On 2023-07-25 09:19, Gordon Messmer wrote:
5. Red Hat's policy change contradicts the GPL's spirit.
As you acknowledge, that's a subjective question. I would say "no."
Seriously? You are the only person here who thinks that.
After reading an unrelated thread, I want to make an additional comment:
There are several reasons that I think that Red Hat's subscriber
agreement is in the spirit of the GPL. One of them is that nothing is
developed in RHEL minor releases that isn't available to the public. A
RHEL minor release is just a snapshot of the major release branch (which
is now used to build Stream), that Red Hat engineers continue to
support. Updates to the RHEL minor release are either a direct merge of
changes from Stream, or backporting a fix if Stream has rebased a
package which needs that fix.
If Red Hat were doing development in RHEL minor releases that wasn't
published elsewhere, I would probably have a different view of thing,
but they aren't.
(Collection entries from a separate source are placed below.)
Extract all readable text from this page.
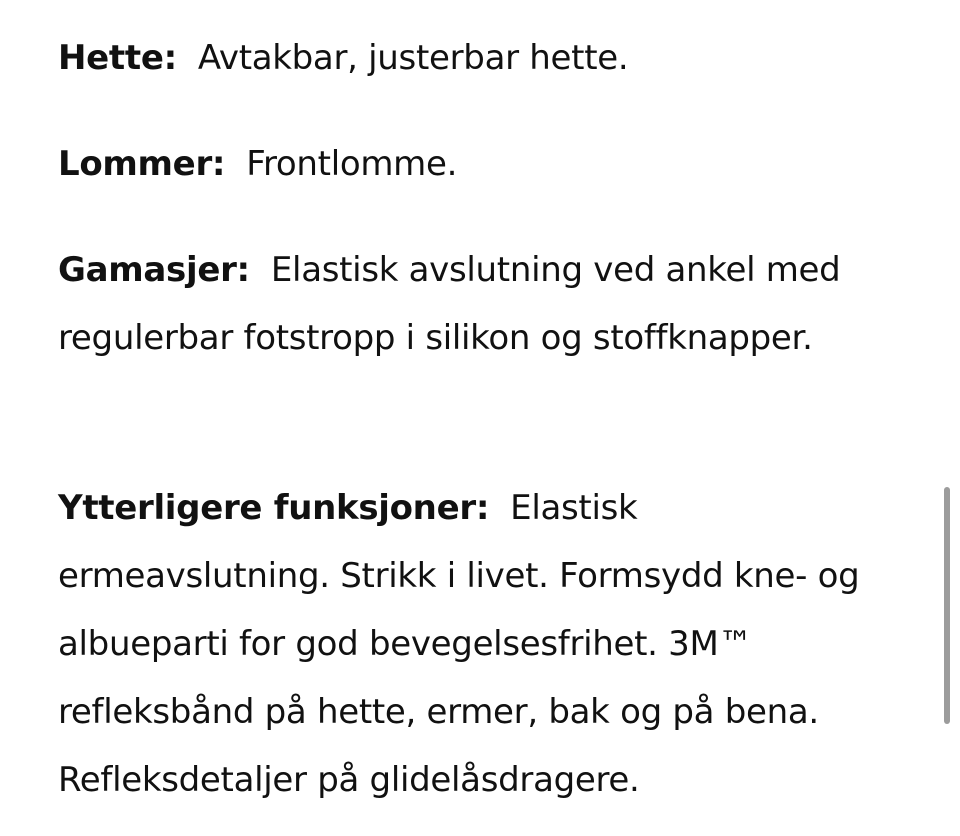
Hette: Avtakbar, justerbar hette.

Lommer: Frontlomme.

Gamasjer: Elastisk avslutning ved ankel med regulerbar fotstropp i silikon og stoffknapper.

Ytterligere funksjoner: Elastisk ermeavslutning. Strikk i livet. Formsydd kne- og albueparti for god bevegelsesfrihet. 3M™ refleksbånd på hette, ermer, bak og på bena. Refleksdetaljer på glidelåsdragere.
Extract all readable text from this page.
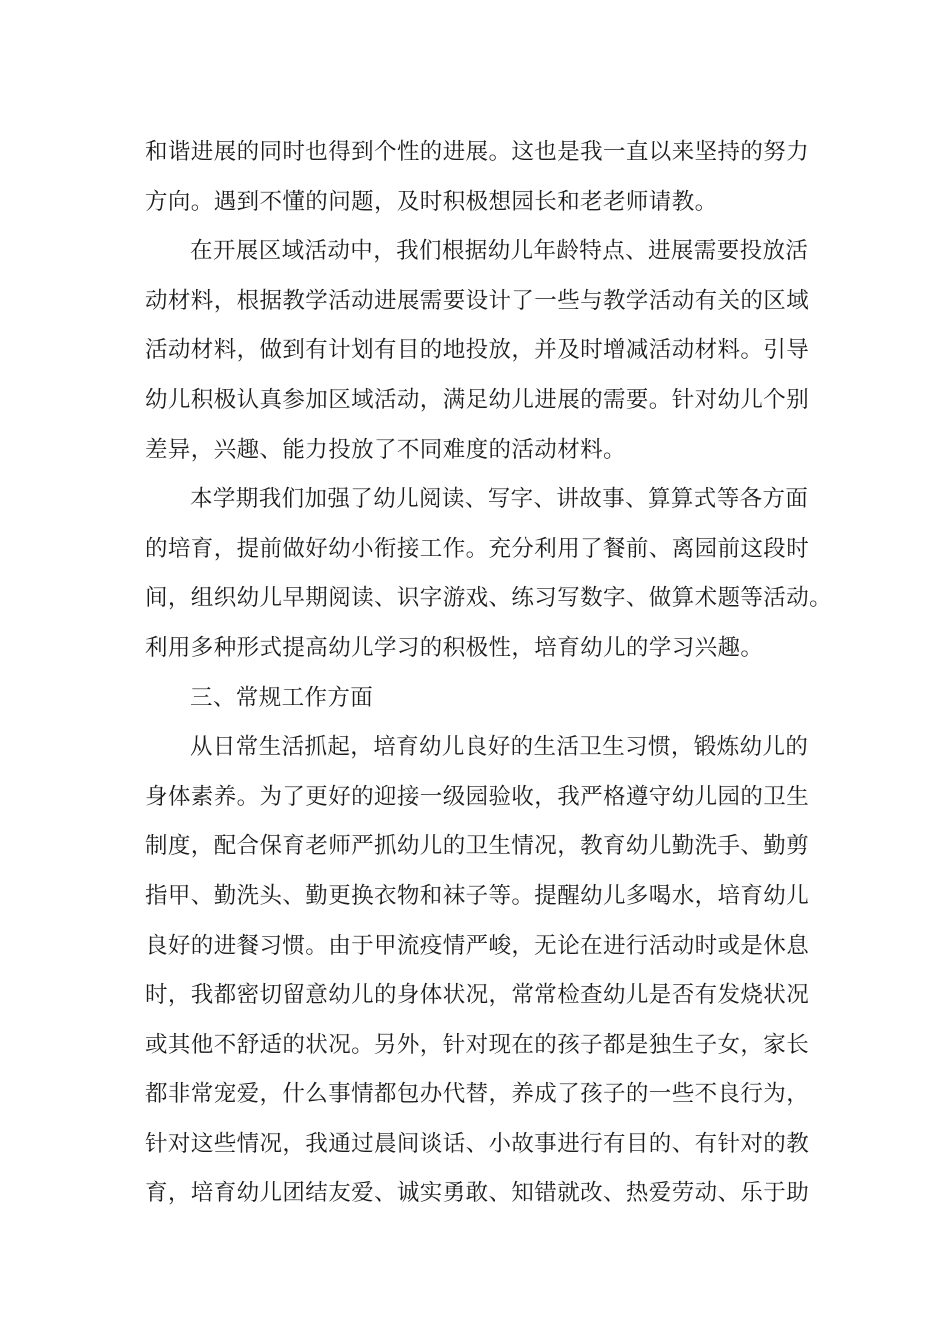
和谐进展的同时也得到个性的进展。这也是我一直以来坚持的努力
方向。遇到不懂的问题，及时积极想园长和老老师请教。
在开展区域活动中，我们根据幼儿年龄特点、进展需要投放活
动材料，根据教学活动进展需要设计了一些与教学活动有关的区域
活动材料，做到有计划有目的地投放，并及时增减活动材料。引导
幼儿积极认真参加区域活动，满足幼儿进展的需要。针对幼儿个别
差异，兴趣、能力投放了不同难度的活动材料。
本学期我们加强了幼儿阅读、写字、讲故事、算算式等各方面
的培育，提前做好幼小衔接工作。充分利用了餐前、离园前这段时
间，组织幼儿早期阅读、识字游戏、练习写数字、做算术题等活动。
利用多种形式提高幼儿学习的积极性，培育幼儿的学习兴趣。
三、常规工作方面
从日常生活抓起，培育幼儿良好的生活卫生习惯，锻炼幼儿的
身体素养。为了更好的迎接一级园验收，我严格遵守幼儿园的卫生
制度，配合保育老师严抓幼儿的卫生情况，教育幼儿勤洗手、勤剪
指甲、勤洗头、勤更换衣物和袜子等。提醒幼儿多喝水，培育幼儿
良好的进餐习惯。由于甲流疫情严峻，无论在进行活动时或是休息
时，我都密切留意幼儿的身体状况，常常检查幼儿是否有发烧状况
或其他不舒适的状况。另外，针对现在的孩子都是独生子女，家长
都非常宠爱，什么事情都包办代替，养成了孩子的一些不良行为，
针对这些情况，我通过晨间谈话、小故事进行有目的、有针对的教
育，培育幼儿团结友爱、诚实勇敢、知错就改、热爱劳动、乐于助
There's nothing there that isn't published elsewhere.
The *software* is freely available to everyone, through Stream.
RHEL is a *support* program that provides extended support to snapshots
of the software (among other things), by applying patches that are
generally available.
Providing support is not a violation of the spirit of the GPL.
Development all happens upstream, in publicly accessible repositories.
That's a core part of my outlook on the subject.